Penyebab rendahnya pengaruh kehadiran perusahaan terhadap masyarakat lokal yang berada disekitar perusahaan antara lain karena program pengembangan masyarakat yang dilakukan perusahaan masih bersifat top-down. Hal ini tercermin dari bentuk pelaksanaan program pengembangan masyarakat yang umumnya bersifat proyek dan masyarakat hanya sebagai penerima atau objek. Selama ini Jenis dan bentuk program Pengembangan masyarakat ditentukan oleh CHV sehingga masyarakat bersifat sebagai obyek dari pelaksanaan program. Bentuk kegiatan pengembangan masyarakat seperti ini lebih dikenal dengan istilah development for community karena berbagai inisiatif, perencanaan dan pelaksanaan kegiatan pembangunan dilaksanakan oleh aktor dari luar.

Kegiatan pengembangan masyarakat yang dilakukan perusahaan belum mampu menyelesaikan permasalahan utama kemiskinan, kesehatan, pendidikan dan lingkungan yang dihadapi masyarakat lokal. Padahal esensi pengembangan masyarakat mestinya mampu menyelesaikan masalah tersebut. Disamping itu program pengembangan masyarakat yang dilakukan oleh perusahaan belum sesuai dengan kebutuhan masyarakat dan hanya menyentuh sebagaian masyarakat saja, yaitu masyarakat yang berada pada lapisan atas (elite) saja. Hal ini disebabkan karena perencanaan program belum melibatkan masyarakat, sehingga aspirasi masyarakat tidak tertampung dalam program-program tersebut.
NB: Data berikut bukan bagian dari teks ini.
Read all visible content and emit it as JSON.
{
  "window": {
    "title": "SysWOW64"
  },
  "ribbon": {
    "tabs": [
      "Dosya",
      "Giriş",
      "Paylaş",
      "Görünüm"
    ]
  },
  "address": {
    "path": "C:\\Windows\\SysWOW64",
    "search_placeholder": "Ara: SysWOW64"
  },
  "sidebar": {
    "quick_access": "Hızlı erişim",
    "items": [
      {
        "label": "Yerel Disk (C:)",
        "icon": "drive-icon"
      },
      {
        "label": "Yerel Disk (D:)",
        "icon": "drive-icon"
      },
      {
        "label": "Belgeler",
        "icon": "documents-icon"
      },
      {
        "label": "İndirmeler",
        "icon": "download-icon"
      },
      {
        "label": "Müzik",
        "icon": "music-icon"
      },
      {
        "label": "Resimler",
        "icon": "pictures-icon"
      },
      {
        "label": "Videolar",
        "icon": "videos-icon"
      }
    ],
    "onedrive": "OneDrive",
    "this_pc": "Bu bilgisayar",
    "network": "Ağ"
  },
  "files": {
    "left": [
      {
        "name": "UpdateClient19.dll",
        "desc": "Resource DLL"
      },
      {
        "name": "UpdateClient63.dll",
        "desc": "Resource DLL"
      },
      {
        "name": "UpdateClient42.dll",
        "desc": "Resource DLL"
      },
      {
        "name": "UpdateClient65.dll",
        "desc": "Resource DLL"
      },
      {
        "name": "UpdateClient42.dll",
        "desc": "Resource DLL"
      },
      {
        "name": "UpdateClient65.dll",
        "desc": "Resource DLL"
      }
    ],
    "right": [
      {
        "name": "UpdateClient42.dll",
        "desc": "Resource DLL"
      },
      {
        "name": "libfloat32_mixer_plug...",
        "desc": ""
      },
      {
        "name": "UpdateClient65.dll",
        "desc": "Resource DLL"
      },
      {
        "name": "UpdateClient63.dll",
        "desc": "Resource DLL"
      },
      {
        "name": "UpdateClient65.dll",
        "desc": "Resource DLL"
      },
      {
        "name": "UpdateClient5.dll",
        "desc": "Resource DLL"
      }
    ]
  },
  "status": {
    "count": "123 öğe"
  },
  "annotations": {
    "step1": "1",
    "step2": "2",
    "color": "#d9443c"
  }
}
Program kemitraan (partnership program) untuk small and medium enterprises (usaha kecil menengah) yang merupakan program pengembangan usaha masyarakat dalam meningkatkan pertumbuhan perekonomian setempat, belum berjalan sesuai dengan harapan, sehingga program tersebut belum berdampak bagi para pelaku usaha kecil dan menengah di sekitar wilayah operasional CHV.

Dalam bidang infrastruktur terjadi peningkatan pembangunan sarana umum yang dibangun atas bantuan dari perusahaan, tetapi hanya sedikit saja

yang dibangun secara langsung oleh perusahaan (kurang dari 10 Bangunan), selebihya hanya bantuan materialnya saja sehingga kualitas sarana yang di bangun menjadi di bawah standar.

Berdasarkan uraian diatas, terlihat bahwa kegiatan industri panas bumi di gunung Salak belum memberikan dampak yang signifikan terhadap pengembangan wilayah Kecamatan Kabandungan. Hal ini tercermin dari: 1). Masih rendahnya sumbangan industri panasbumi terhadap PDRB Kabupaten Sukabumi, 2). Kesejahteraan masyarakat masih rendah, 3). Rendahnya penyerapan tenaga kerja lokal dan belum meratanya pelaksanaan program pengembangan masyarakat.